A product of this transformational growth was the entrepreneurial spirit exhibited by de Jong and his friend Piet Vandermeer as they operated their own small landscaping business throughout their time at Redeemer. Their initiative was supported by the campus and wider community. Professors were patient in receiving late work, especially in the busy fall season, and fellow students and dormmates became excellent employees. Each Saturday, and the occasional Monday, a couple of landscaping crews would be out in the community. “An education at Redeemer,” de Jong continues, “is not just a means to an end — it really was an end unto itself.”

Five years after leaving Redeemer, de Jong took on his current role with EduDeo. He credits his time at Redeemer as being just as transformational as the organization with which he now serves. “Redeemer emphasized that we are not here and for ourselves,” he says. “All that we learned was to be of service to God primarily, but to others as well. Our culture is increasingly about the individual, about materialism and comfort, and how we are to advance our own cause. Redeemer really promoted a countercultural view of learning and living.”
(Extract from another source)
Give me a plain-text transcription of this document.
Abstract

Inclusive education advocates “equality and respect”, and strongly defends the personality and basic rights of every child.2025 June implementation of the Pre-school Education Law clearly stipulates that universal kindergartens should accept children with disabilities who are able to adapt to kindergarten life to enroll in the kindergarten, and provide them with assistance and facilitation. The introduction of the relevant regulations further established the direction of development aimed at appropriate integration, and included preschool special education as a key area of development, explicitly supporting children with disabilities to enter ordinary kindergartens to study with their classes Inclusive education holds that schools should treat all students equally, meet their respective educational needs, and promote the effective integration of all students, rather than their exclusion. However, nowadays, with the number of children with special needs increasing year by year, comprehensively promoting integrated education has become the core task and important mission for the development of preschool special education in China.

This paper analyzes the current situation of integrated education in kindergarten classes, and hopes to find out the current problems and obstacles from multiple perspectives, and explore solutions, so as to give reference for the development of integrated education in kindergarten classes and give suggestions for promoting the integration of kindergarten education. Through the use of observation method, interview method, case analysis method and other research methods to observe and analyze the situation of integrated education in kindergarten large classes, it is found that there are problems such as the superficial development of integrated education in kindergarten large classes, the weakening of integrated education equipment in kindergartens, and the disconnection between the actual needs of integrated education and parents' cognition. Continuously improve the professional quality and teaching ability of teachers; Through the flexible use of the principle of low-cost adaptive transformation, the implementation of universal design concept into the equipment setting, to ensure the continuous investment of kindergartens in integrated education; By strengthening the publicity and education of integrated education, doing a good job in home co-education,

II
“It really isn’t about any one organization building its own kingdom.”

A worldview with Christ at the centre has helped de Jong, along with a team of staff and an excellent board, shape EduDeo as the years have passed. EduDeo provides quality Christ-centred education for children worldwide by training teachers, developing curriculum and constructing schools and by partnering long-term with international school associations and mission organizations. While EduDeo has a global vision, it also seeks local impact. “It really isn’t about any one organization building its own kingdom,” says de Jong. “It’s about operating from an abundance mentality in working together to play a role in establishing God’s kingdom. We’re thankful for those who share our global passion, but we cannot ignore the communities where we live, work, play and raise our families.” Recently, EduDeo has opened a new office space — Campus 621 — on Barton Street in Hamilton. At Campus 621, social entrepreneurs, churches and organizations work in shared office spaces for Christ-centred renewal in the local community.
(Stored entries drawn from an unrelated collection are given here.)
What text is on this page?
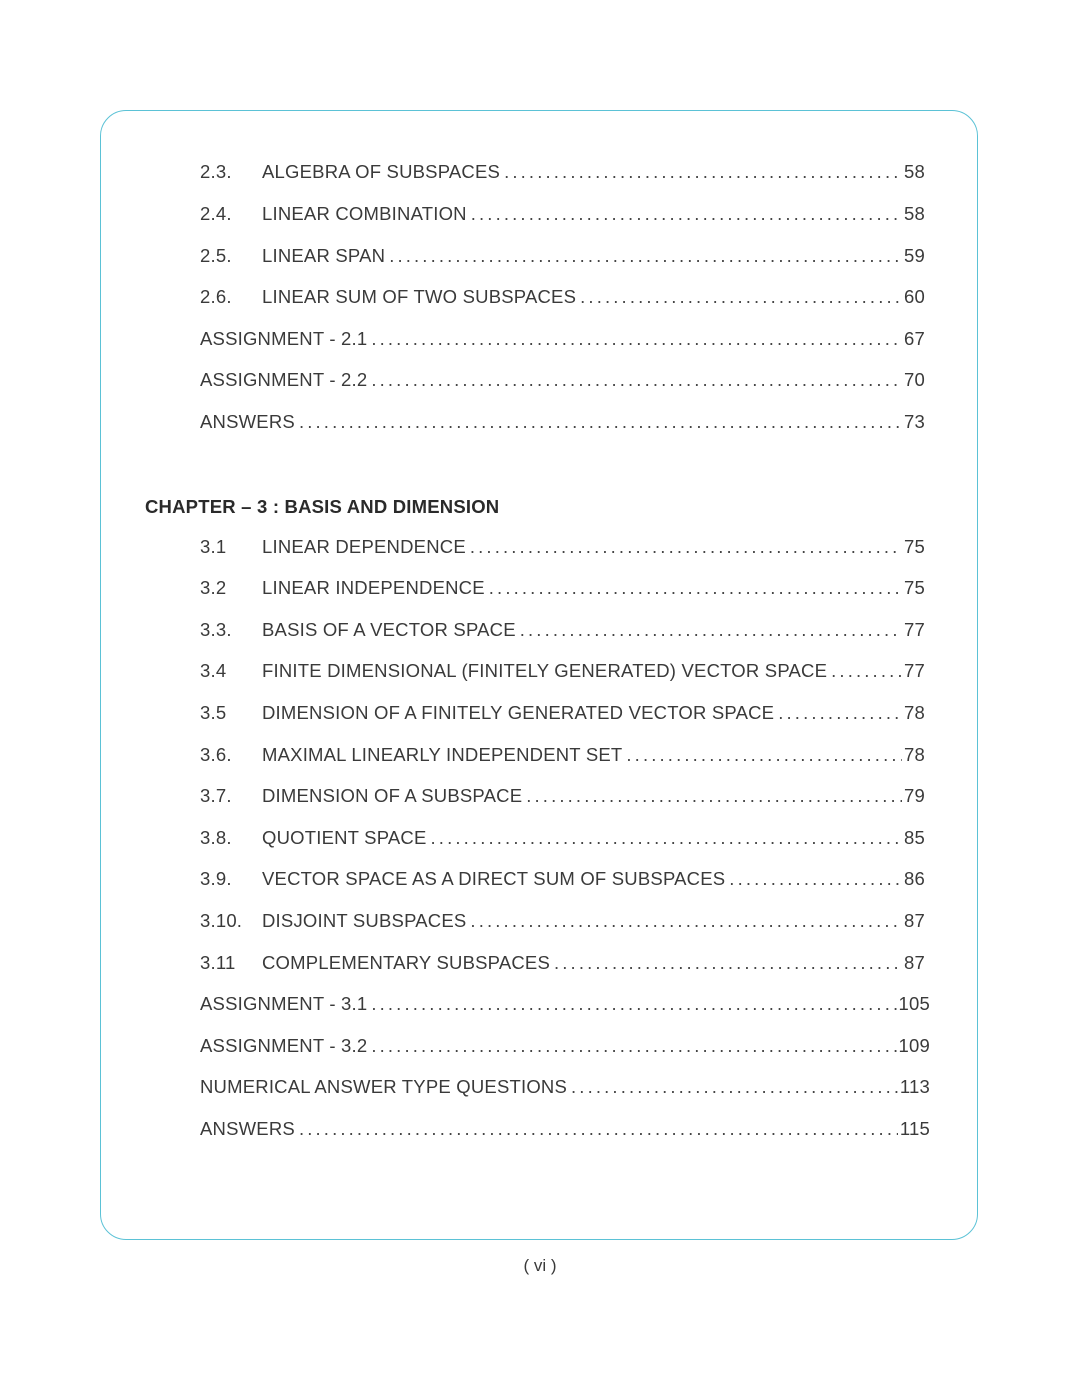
2.3.	ALGEBRA OF SUBSPACES . . .	58
2.4.	LINEAR COMBINATION . . .	58
2.5.	LINEAR SPAN . . .	59
2.6.	LINEAR SUM OF TWO SUBSPACES . . .	60
ASSIGNMENT - 2.1 . . .	67
ASSIGNMENT - 2.2 . . .	70
ANSWERS . . .	73
CHAPTER – 3 : BASIS AND DIMENSION
3.1	LINEAR DEPENDENCE . . .	75
3.2	LINEAR INDEPENDENCE . . .	75
3.3.	BASIS OF A VECTOR SPACE . . .	77
3.4	FINITE DIMENSIONAL (FINITELY GENERATED) VECTOR SPACE . . .	77
3.5	DIMENSION OF A FINITELY GENERATED VECTOR SPACE . . .	78
3.6.	MAXIMAL LINEARLY INDEPENDENT SET . . .	78
3.7.	DIMENSION OF A SUBSPACE . . .	79
3.8.	QUOTIENT SPACE . . .	85
3.9.	VECTOR SPACE AS A DIRECT SUM OF SUBSPACES . . .	86
3.10.	DISJOINT SUBSPACES . . .	87
3.11	COMPLEMENTARY SUBSPACES . . .	87
ASSIGNMENT - 3.1 . . .	105
ASSIGNMENT - 3.2 . . .	109
NUMERICAL ANSWER TYPE QUESTIONS . . .	113
ANSWERS . . .	115
( vi )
“The work that EduDeo Ministries does bringing biblically-based education to developing countries is part of what we, as Christians, are called to do — share the Gospel with the world,” says Kristel Bulthuis, president of Redeemer’s Alumni Council. “Hank shines the light of Christ through his work and through his involvement in the Hamilton community. Through this, he shares Redeemer’s story and represents Redeemer to the world, and we could not be more proud of him.”

The Alumni Association will host a reception on Thursday, November 2 to celebrate Hank’s award and to provide an opportunity for him to be publicly recognized for his life’s work.